Antônio lembra as propostas “descabidas” da empresa estatal. “Eles queriam levar nós na usina de Tucuruí, onde eles dizem ter um programa muito bom da Eletronorte, que é muito bonito e bom pros Paracanãs. Falamos que a gente não queria e que esse assunto da Serra Quebrada estava encerrado para nós”.

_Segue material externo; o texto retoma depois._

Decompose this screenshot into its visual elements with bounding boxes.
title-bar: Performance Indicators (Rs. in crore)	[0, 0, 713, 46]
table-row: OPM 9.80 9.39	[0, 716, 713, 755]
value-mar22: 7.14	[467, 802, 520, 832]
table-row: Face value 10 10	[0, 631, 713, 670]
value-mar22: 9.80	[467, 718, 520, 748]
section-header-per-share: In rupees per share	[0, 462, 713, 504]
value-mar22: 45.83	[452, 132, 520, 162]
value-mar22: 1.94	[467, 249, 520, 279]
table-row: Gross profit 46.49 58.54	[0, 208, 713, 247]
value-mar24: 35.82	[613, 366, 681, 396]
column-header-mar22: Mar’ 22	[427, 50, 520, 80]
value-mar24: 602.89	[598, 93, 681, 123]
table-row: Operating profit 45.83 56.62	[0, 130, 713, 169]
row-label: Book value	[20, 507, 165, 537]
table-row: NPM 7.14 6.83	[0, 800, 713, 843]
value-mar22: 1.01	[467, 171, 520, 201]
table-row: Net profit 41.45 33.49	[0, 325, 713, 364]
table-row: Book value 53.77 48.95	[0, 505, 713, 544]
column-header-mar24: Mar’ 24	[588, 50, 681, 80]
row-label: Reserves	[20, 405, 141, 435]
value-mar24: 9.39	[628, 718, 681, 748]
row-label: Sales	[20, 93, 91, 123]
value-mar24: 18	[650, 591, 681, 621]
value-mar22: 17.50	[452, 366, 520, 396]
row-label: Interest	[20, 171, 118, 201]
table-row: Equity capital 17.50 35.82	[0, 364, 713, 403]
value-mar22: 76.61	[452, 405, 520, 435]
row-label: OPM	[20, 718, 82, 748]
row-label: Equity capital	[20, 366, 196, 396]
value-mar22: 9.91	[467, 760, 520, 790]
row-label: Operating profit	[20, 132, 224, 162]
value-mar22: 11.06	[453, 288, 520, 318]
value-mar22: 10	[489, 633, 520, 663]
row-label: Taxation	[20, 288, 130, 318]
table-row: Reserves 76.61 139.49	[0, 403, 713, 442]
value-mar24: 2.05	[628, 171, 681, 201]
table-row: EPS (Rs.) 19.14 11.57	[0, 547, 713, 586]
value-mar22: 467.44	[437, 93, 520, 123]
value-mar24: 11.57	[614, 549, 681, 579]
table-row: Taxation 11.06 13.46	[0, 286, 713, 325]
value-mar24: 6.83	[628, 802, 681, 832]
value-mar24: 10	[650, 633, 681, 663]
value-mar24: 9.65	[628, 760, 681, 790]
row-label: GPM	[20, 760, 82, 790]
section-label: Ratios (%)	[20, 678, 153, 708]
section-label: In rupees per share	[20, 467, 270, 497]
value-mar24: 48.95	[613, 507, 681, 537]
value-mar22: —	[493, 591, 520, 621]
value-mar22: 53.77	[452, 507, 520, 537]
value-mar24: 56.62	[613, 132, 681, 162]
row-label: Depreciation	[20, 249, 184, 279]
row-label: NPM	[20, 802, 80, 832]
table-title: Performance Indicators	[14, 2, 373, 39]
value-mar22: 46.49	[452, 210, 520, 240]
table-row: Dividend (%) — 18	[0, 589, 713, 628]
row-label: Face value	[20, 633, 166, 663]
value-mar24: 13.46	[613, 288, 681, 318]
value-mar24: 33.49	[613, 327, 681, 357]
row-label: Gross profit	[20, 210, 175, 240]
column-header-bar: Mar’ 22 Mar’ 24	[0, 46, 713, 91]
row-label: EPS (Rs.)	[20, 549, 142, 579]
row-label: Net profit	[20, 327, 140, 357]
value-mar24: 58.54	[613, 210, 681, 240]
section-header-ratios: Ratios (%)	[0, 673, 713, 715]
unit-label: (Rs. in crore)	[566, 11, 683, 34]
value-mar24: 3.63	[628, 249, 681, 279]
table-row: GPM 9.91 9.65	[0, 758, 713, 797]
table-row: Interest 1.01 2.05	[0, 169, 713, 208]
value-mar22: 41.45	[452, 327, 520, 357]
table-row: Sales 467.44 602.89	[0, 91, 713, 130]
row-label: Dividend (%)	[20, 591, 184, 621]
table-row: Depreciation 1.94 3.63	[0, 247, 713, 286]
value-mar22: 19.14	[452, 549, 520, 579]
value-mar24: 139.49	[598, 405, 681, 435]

Este ano, os assédios continuaram, e em um documento formal enviado a Funai e a Eletronorte, os índios reafirmaram não permitir nenhuma visita à TI. “Nós não quer mais falar, é bom deixar isso pra lá. A gente sabe que o desenvolvimento do país não é só construção de barragem, tem o desenvolvimento cultural, ambiental, que o governo tem que olhar”, finaliza Antônio, já alterado.
Área impactada
Os mesmos documentos também afirmam que o local onde será instalada Serra Quebrada é de importância biológica relevante. Num raio de 10km da área que será alagada, encontra-se a Unidade de Conservação Reserva Extrativista Mata Grande. A região também é classificada pelo Centro Nacional de Pesquisa e Conservação de Cavernas (Cecav) como de alta potencialidade de ocorrência de cavernas.
Em 2001, o Centro dos Direitos das Populações da Região de Carajás – Fórum Carajá, disse que Serra Quebrada destruiria áreas importantes para a reprodução de tartarugas, entre outras espécies, como a pantera suçuarana (puma concolor) e jaguatirica ocelot (leopardus pardalis), cujo habitat será atingindo.
“Cada vez que se destrói uma área natural, que é resultado de anos e anos, nunca mais ela se recupera, pois o conjunto gênico de espécies é único”, explica a Dr. Elineide Eugênio Marques, do Núcleo de Estudos Ambientais (Neamb), da Universidade Federal do Tocantins, em Porto Nacional.